Знамение
— Тебе, — сказал он, — никогда не следует воспринимать слишком серьезно усердие новообращенного грешника. Оно похоже на новую дружбу и первое время горит сильнее огня. Испытание приходит позднее, когда усердие утратит свою свежесть.
Но сейчас она чувствовала себя намного лучше, чем сразу после смерти детей. То, что говорил ей Эльвир в церкви и позднее, породило у нее чувство, что их уход из жизни не был бесполезным, а преследовал какую-то высшую цель.

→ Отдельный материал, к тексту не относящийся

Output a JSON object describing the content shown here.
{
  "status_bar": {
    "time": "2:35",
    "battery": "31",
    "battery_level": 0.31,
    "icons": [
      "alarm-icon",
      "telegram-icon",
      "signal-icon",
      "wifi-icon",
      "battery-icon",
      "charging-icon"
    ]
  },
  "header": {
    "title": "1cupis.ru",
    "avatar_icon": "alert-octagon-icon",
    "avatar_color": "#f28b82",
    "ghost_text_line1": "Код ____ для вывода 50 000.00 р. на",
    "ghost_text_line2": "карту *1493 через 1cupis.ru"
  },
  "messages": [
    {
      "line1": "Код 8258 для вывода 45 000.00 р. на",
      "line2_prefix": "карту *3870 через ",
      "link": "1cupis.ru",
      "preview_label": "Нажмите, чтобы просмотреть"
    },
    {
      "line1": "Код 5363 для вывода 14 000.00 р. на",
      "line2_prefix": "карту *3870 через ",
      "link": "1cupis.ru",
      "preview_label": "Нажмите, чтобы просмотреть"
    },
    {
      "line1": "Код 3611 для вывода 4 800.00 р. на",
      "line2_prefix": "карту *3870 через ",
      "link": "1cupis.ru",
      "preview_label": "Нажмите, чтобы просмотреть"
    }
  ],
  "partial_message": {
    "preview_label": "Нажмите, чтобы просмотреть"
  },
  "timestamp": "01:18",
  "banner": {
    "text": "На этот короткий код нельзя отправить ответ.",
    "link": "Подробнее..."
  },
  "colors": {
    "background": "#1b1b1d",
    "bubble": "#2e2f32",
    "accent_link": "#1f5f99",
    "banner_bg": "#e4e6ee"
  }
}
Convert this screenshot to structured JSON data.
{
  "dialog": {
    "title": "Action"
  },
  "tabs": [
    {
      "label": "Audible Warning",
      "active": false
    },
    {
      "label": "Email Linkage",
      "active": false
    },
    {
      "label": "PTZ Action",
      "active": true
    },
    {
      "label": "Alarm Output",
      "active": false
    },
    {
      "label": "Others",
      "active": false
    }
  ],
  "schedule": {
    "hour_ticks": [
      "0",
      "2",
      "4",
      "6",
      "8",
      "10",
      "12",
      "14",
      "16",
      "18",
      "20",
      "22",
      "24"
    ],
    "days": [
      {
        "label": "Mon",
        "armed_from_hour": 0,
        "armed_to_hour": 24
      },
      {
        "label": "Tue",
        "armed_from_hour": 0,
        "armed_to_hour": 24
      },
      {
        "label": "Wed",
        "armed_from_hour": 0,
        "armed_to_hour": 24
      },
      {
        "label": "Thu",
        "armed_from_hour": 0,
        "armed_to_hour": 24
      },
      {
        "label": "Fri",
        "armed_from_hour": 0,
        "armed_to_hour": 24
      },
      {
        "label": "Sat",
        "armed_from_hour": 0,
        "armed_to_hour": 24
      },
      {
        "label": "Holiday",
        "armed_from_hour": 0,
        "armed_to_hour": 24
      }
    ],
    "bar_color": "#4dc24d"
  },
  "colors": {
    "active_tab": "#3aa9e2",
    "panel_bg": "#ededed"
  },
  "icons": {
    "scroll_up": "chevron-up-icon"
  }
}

Деревья приобрели красноватый оттенок, она смотрела на почки, готовые распуститься, чувствовала, что смерть детей была похожа на осенний листопад, что она явилась вестью о приходе весны, которая уже жила в твердых маленьких почках. И она улыбнулась про себя. Ибо ей давало надежду на новую жизнь и нечто другое. Она еще не совсем верила, но с каждым днем уверенность ее возрастала.
Шла вторая ночь после прибытия их в Мэрин; в двери постучали, Сигрид вскочила в полусне. Стук раздался снова, с улицы слышен был гам и крик. Резкий голос произнес:
— Вы окружены! Выходите и отдайтесь на милость короля!
Сигрид ощупью нашла в темноте свечу и зажгла ее. Эльвир уже встал, оделся и опоясался мечом. Потом на мгновение остановился.
— Нет, — сказал он. — Думаю, лучше выйти без оружия.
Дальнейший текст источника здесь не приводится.